Fall 2025 • Machine Learning Course
PyTorch Domain Classifier
The Challenge
Most machine learning assignments ask you to build a model that generalizes well to new, unseen data. This one flipped that goal. The task was to build a model that performs accurately on a specific set of images (in-domain), while deliberately performing poorly, near random chance, on a second unrelated set (out-of-domain). Achieving this intentionally is a harder design problem than it sounds.
Our Approach: Two Specialized Models
Rather than trying to train one model to satisfy two opposing objectives at once, we split the problem into two independent models working in sequence.

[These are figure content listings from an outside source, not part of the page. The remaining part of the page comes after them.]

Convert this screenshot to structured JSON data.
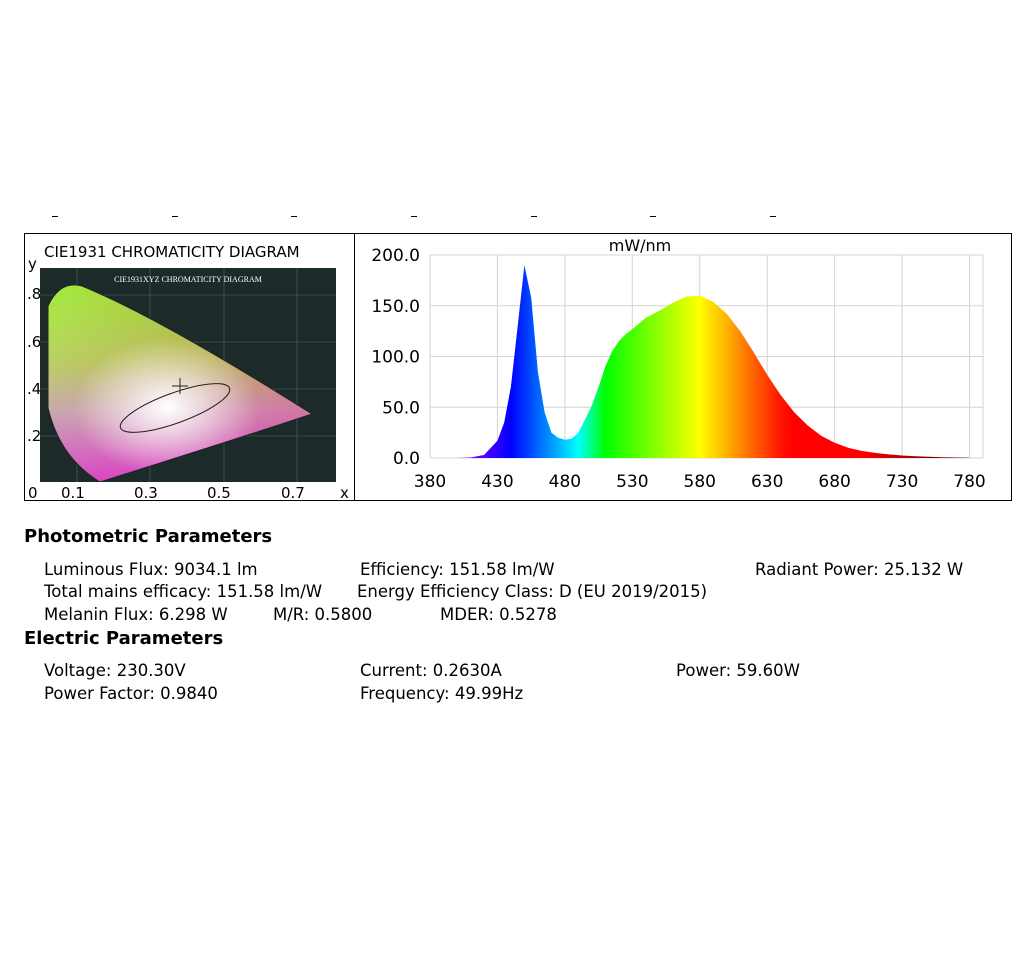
{
  "cie": {
    "title": "CIE1931 CHROMATICITY DIAGRAM",
    "inner_title": "CIE1931XYZ CHROMATICITY DIAGRAM",
    "x_axis_label": "x",
    "y_axis_label": "y",
    "x_ticks": [
      "0",
      "0.1",
      "0.3",
      "0.5",
      "0.7"
    ],
    "y_ticks": [
      ".8",
      ".6",
      ".4",
      ".2"
    ],
    "colors": {
      "background": "#1c2a2a",
      "grid": "#556868"
    }
  },
  "chart_data": {
    "type": "area",
    "ylabel": "mW/nm",
    "xlabel": "",
    "x_ticks": [
      "380",
      "430",
      "480",
      "530",
      "580",
      "630",
      "680",
      "730",
      "780"
    ],
    "y_ticks": [
      "200.0",
      "150.0",
      "100.0",
      "50.0",
      "0.0"
    ],
    "xlim": [
      380,
      790
    ],
    "ylim": [
      0,
      200
    ],
    "grid": true,
    "fill": "visible-spectrum gradient",
    "series": [
      {
        "x": [
          400,
          410,
          420,
          430,
          435,
          440,
          445,
          450,
          455,
          460,
          465,
          470,
          475,
          480,
          485,
          490,
          495,
          500,
          505,
          510,
          515,
          520,
          525,
          530,
          540,
          550,
          560,
          570,
          580,
          590,
          600,
          610,
          620,
          630,
          640,
          650,
          660,
          670,
          680,
          690,
          700,
          710,
          720,
          730,
          740,
          750,
          760,
          770,
          780
        ],
        "values": [
          0,
          0.5,
          3,
          17,
          35,
          70,
          130,
          190,
          158,
          85,
          45,
          25,
          20,
          18,
          19,
          25,
          38,
          52,
          70,
          90,
          105,
          115,
          122,
          127,
          138,
          145,
          153,
          159,
          160,
          154,
          142,
          125,
          104,
          82,
          62,
          45,
          32,
          22,
          15,
          10,
          7,
          5,
          3.5,
          2.5,
          1.8,
          1.2,
          0.8,
          0.5,
          0.3
        ]
      }
    ]
  },
  "photometric": {
    "heading": "Photometric Parameters",
    "luminous_flux": "Luminous Flux: 9034.1 lm",
    "efficiency": "Efficiency: 151.58 lm/W",
    "radiant_power": "Radiant Power: 25.132 W",
    "total_mains_efficacy": "Total mains efficacy: 151.58 lm/W",
    "energy_class": "Energy Efficiency Class: D (EU 2019/2015)",
    "melanin_flux": "Melanin Flux: 6.298 W",
    "mr": "M/R: 0.5800",
    "mder": "MDER: 0.5278"
  },
  "electric": {
    "heading": "Electric Parameters",
    "voltage": "Voltage: 230.30V",
    "current": "Current: 0.2630A",
    "power": "Power: 59.60W",
    "power_factor": "Power Factor: 0.9840",
    "frequency": "Frequency: 49.99Hz"
  }
}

The first model, which we called the Bodyguard, acts as a gatekeeper. Its only job is to look at an image and decide whether it belongs to the in-domain set or not. It outputs a confidence score. If the score is high enough (above a tuned threshold), the image is passed to the second model.

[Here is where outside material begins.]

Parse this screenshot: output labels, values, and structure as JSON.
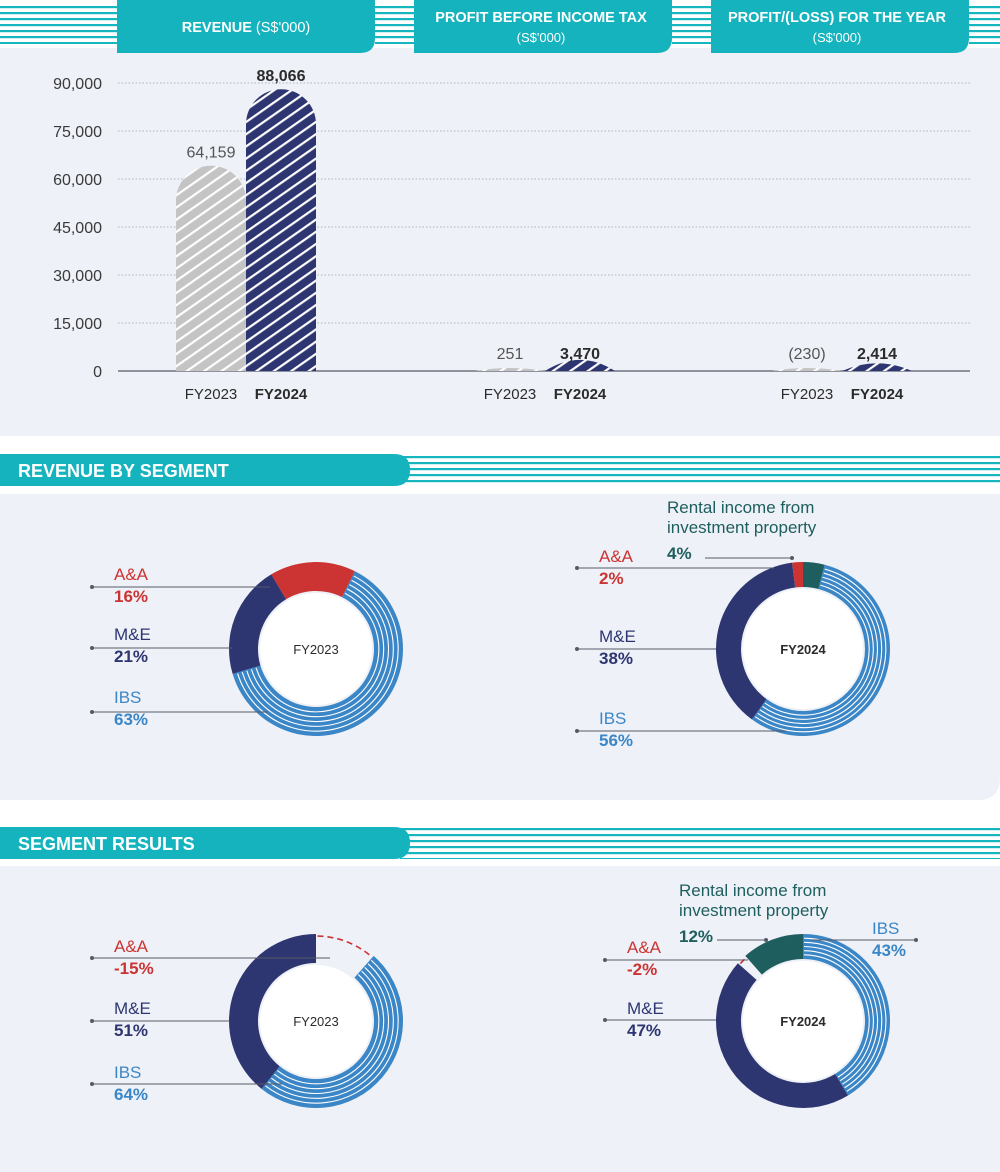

The second model, the Expert, is a 10-class classifier trained exclusively on in-domain images. It never sees out-of-domain data during training, so its knowledge is intentionally narrow. When the Bodyguard determines an image is out-of-domain, the Expert is skipped entirely and the system returns a random class prediction, ensuring out-of-domain accuracy converges to approximately 10%.

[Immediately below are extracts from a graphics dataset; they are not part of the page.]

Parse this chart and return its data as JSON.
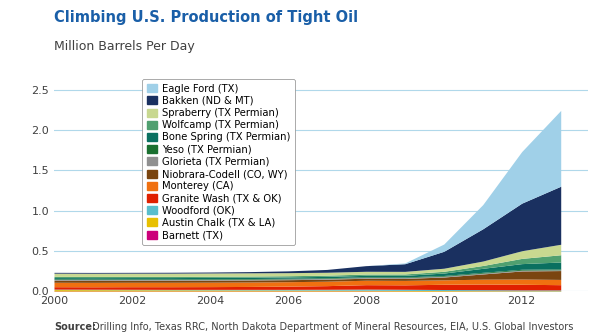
{
  "title": "Climbing U.S. Production of Tight Oil",
  "subtitle": "Million Barrels Per Day",
  "source_bold": "Source:",
  "source_rest": " Drilling Info, Texas RRC, North Dakota Department of Mineral Resources, EIA, U.S. Global Investors",
  "title_color": "#1a5fa8",
  "subtitle_color": "#404040",
  "xlim": [
    2000,
    2013.7
  ],
  "ylim": [
    0,
    2.7
  ],
  "yticks": [
    0.0,
    0.5,
    1.0,
    1.5,
    2.0,
    2.5
  ],
  "xticks": [
    2000,
    2002,
    2004,
    2006,
    2008,
    2010,
    2012
  ],
  "series": [
    {
      "name": "Barnett (TX)",
      "color": "#cc007a"
    },
    {
      "name": "Austin Chalk (TX & LA)",
      "color": "#e8c000"
    },
    {
      "name": "Woodford (OK)",
      "color": "#5abecc"
    },
    {
      "name": "Granite Wash (TX & OK)",
      "color": "#e02000"
    },
    {
      "name": "Monterey (CA)",
      "color": "#f07010"
    },
    {
      "name": "Niobrara-Codell (CO, WY)",
      "color": "#7a4510"
    },
    {
      "name": "Glorieta (TX Permian)",
      "color": "#909090"
    },
    {
      "name": "Yeso (TX Permian)",
      "color": "#1a7030"
    },
    {
      "name": "Bone Spring (TX Permian)",
      "color": "#0a7060"
    },
    {
      "name": "Wolfcamp (TX Permian)",
      "color": "#50a070"
    },
    {
      "name": "Spraberry (TX Permian)",
      "color": "#c8d890"
    },
    {
      "name": "Bakken (ND & MT)",
      "color": "#1a3060"
    },
    {
      "name": "Eagle Ford (TX)",
      "color": "#a0d0e8"
    }
  ],
  "years": [
    2000,
    2001,
    2002,
    2003,
    2004,
    2005,
    2006,
    2007,
    2008,
    2009,
    2010,
    2011,
    2012,
    2013
  ],
  "data": {
    "Barnett (TX)": [
      0.005,
      0.005,
      0.005,
      0.005,
      0.005,
      0.005,
      0.005,
      0.005,
      0.005,
      0.004,
      0.003,
      0.003,
      0.002,
      0.002
    ],
    "Austin Chalk (TX & LA)": [
      0.018,
      0.017,
      0.016,
      0.015,
      0.014,
      0.013,
      0.012,
      0.011,
      0.01,
      0.009,
      0.008,
      0.007,
      0.006,
      0.006
    ],
    "Woodford (OK)": [
      0.006,
      0.006,
      0.006,
      0.006,
      0.007,
      0.008,
      0.009,
      0.011,
      0.014,
      0.014,
      0.013,
      0.012,
      0.011,
      0.011
    ],
    "Granite Wash (TX & OK)": [
      0.03,
      0.03,
      0.032,
      0.033,
      0.034,
      0.036,
      0.04,
      0.045,
      0.055,
      0.055,
      0.065,
      0.07,
      0.07,
      0.065
    ],
    "Monterey (CA)": [
      0.055,
      0.055,
      0.055,
      0.055,
      0.055,
      0.055,
      0.055,
      0.055,
      0.055,
      0.055,
      0.055,
      0.06,
      0.065,
      0.065
    ],
    "Niobrara-Codell (CO, WY)": [
      0.025,
      0.025,
      0.025,
      0.025,
      0.025,
      0.025,
      0.025,
      0.025,
      0.025,
      0.025,
      0.035,
      0.065,
      0.1,
      0.11
    ],
    "Glorieta (TX Permian)": [
      0.01,
      0.01,
      0.01,
      0.01,
      0.01,
      0.01,
      0.01,
      0.01,
      0.01,
      0.01,
      0.01,
      0.01,
      0.01,
      0.01
    ],
    "Yeso (TX Permian)": [
      0.008,
      0.008,
      0.008,
      0.008,
      0.008,
      0.008,
      0.008,
      0.008,
      0.008,
      0.008,
      0.009,
      0.01,
      0.011,
      0.011
    ],
    "Bone Spring (TX Permian)": [
      0.015,
      0.015,
      0.015,
      0.015,
      0.016,
      0.016,
      0.016,
      0.017,
      0.018,
      0.02,
      0.03,
      0.05,
      0.07,
      0.085
    ],
    "Wolfcamp (TX Permian)": [
      0.015,
      0.015,
      0.015,
      0.015,
      0.015,
      0.015,
      0.015,
      0.015,
      0.016,
      0.017,
      0.022,
      0.035,
      0.065,
      0.09
    ],
    "Spraberry (TX Permian)": [
      0.04,
      0.04,
      0.04,
      0.04,
      0.04,
      0.04,
      0.038,
      0.036,
      0.034,
      0.032,
      0.038,
      0.055,
      0.095,
      0.13
    ],
    "Bakken (ND & MT)": [
      0.01,
      0.01,
      0.01,
      0.011,
      0.012,
      0.015,
      0.022,
      0.035,
      0.07,
      0.095,
      0.21,
      0.4,
      0.59,
      0.72
    ],
    "Eagle Ford (TX)": [
      0.0,
      0.0,
      0.0,
      0.0,
      0.0,
      0.0,
      0.0,
      0.0,
      0.0,
      0.01,
      0.09,
      0.3,
      0.64,
      0.94
    ]
  },
  "background_color": "#ffffff",
  "grid_color": "#b0d8ea",
  "legend_fontsize": 7.2,
  "title_fontsize": 10.5,
  "subtitle_fontsize": 9,
  "source_fontsize": 7
}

Both models are built on the ResNet-18 architecture, trained from scratch without any pretrained weights, as required by the assignment constraints.
Finding the Right Training Settings
We ran a grid of experiments to determine the best optimizer and weight decay for each model, training each configuration for 128 epochs with a learning rate of 0.01 and a CosineAnnealingLR scheduler.
Table 1: Expert Model Accuracy under Various Optimizers and Weight Decay Values
| Optimizer | Weight Decay (λ) | In-Domain Accuracy (%) | OoD Accuracy (%) |
|---|---|---|---|
| SGD | 0.001 | 54.25 | 39.99 |
| SGD | 0.01 | 53.96 | 38.10 |
| SGD | 0.1 | 53.81 | 36.77 |
| SGD | 0.5 | 14.45 | 11.36 |
| AdamW | 0.001 | 55.33 | 41.29 |
| AdamW | 0.01 | 55.91 | 38.04 |
| AdamW | 0.1 | 56.79 | 38.09 |
| AdamW | 0.5 | 52.85 | 33.90 |
AdamW with weight decay 0.1 gave the best in-domain accuracy and was selected for the Expert model.
Table 2: Effect of Learning Rate Scheduler on Expert Model Accuracy
| Scheduler | In-Domain Accuracy (%) | OoD Accuracy (%) |
|---|---|---|
| None | 45.26 | 31.06 |
| CosineAnnealingLR | 57.98 | 41.41 |
Adding the CosineAnnealingLR scheduler increased in-domain accuracy by over 12 percentage points, confirming its necessity at high epoch counts.
Table 3: Bodyguard (OOD Detector) Accuracy under Various Optimizers and Weight Decay Values
| Optimizer | Weight Decay (λ) | Accuracy (%) |
|---|---|---|
| SGD | 0.001 | 67.82 |
| SGD | 0.01 | 64.44 |
| SGD | 0.1 | 60.92 |
| SGD | 0.5 | 56.47 |
| AdamW | 0.001 | 65.46 |
| AdamW | 0.01 | 68.18 |
| AdamW | 0.1 | 65.05 |
| AdamW | 0.5 | 56.47 |
AdamW with weight decay 0.01 gave the highest domain detection accuracy for the Bodyguard model.
Combining the Models
With both models trained, we introduced a confidence threshold for the Bodyguard. Rather than taking its raw argmax prediction, we only treat an image as in-domain if the Bodyguard's softmax probability exceeds the threshold. This prevents the Bodyguard from misclassifying borderline out-of-domain images and accidentally routing them to the Expert.
We tested threshold values from 0 to 0.18. The charts below show the effect on both accuracy curves as the threshold increases. A threshold around 0.06 to 0.08 struck the best balance, cutting out-of-domain accuracy by roughly 9 percentage points while reducing in-domain accuracy by only 4. We settled on a final threshold of 0.07.

Left: In-Domain accuracy decreases gradually as the threshold rises. Right: Out-of-Domain accuracy drops much faster, which is the desired behavior.
Final Results
| In-Domain Accuracy (%) | Out-of-Domain Accuracy (%) |
|---|---|
| 52.263 | 27.030 |
The combined pipeline achieves solid in-domain classification while keeping out-of-domain accuracy well below 30%, far from the 50%+ that a neutral model would produce on the same data.